"More than that!" said Grace, absent-mindedly. "There has to be a knack, or something, and you have it. I haven't. I couldn't do it, even if I wanted to, and I don't think I do."

"Do what?" said the Snowy.

"Be an Owl!" said Grace. Suddenly she left her hold of the shelf, and turned upon them almost fiercely.

"Why should I?" she exclaimed. "Tell me that, will you? It is all natural to you. Your blood flows quietly, and you like quiet, orderly ways, and never want to throw things about, or smash a window. I tell you I have to, sometimes. Look here!"

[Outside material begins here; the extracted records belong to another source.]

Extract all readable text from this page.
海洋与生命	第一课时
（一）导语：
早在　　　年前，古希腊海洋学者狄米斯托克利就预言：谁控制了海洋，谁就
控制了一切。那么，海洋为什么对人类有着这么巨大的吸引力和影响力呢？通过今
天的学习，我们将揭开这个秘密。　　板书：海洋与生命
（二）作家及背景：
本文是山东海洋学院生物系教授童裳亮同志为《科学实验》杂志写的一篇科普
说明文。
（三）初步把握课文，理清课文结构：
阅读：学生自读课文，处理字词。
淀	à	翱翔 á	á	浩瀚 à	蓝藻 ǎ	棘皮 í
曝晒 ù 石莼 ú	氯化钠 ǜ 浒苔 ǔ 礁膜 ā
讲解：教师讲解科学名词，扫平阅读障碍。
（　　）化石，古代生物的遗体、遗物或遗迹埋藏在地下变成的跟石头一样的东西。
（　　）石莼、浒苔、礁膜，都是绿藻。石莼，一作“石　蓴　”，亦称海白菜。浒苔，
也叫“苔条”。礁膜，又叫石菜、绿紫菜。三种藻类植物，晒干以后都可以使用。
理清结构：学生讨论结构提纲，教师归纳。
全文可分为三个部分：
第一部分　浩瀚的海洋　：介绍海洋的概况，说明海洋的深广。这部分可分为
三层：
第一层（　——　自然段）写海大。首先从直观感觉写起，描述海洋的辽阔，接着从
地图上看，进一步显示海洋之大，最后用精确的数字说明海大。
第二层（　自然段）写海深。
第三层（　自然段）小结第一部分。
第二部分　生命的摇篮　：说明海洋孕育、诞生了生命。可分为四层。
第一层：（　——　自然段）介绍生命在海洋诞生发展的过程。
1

She caught up a vase from the shelf, and seemed on the point of flinging it through the closed window, but Gertrude laid her hand on her arm firmly. "You may have a right to throw your own things, my dear," she said, good-naturedly. "You have no possible right to throw mine, and 'with all respect, I do object!'"

Grace gave a short laugh, and set the vase down again; but she still looked frowningly at the two girls, and presently she went on.

"It's all very well for you, I tell you. You have a home, and a—my mother died when I was five years old. My father—"

"Grace, dear," said Gertrude; "come and sit down here by me, and tell me about your mother. I have seen her picture; she must have been lovely."

But Grace shook her head fiercely.

"My father is an actor, and I want to be one, too, but he promised my mother before she died—she didn't want me to be one. What do I care about all this stuff we are learning here? I tell you I want to take a tambourine and go on the road with a hand-organ man. That would be life! I would, too, if I only had the luck to have hair and eyes like yours, Fluffy."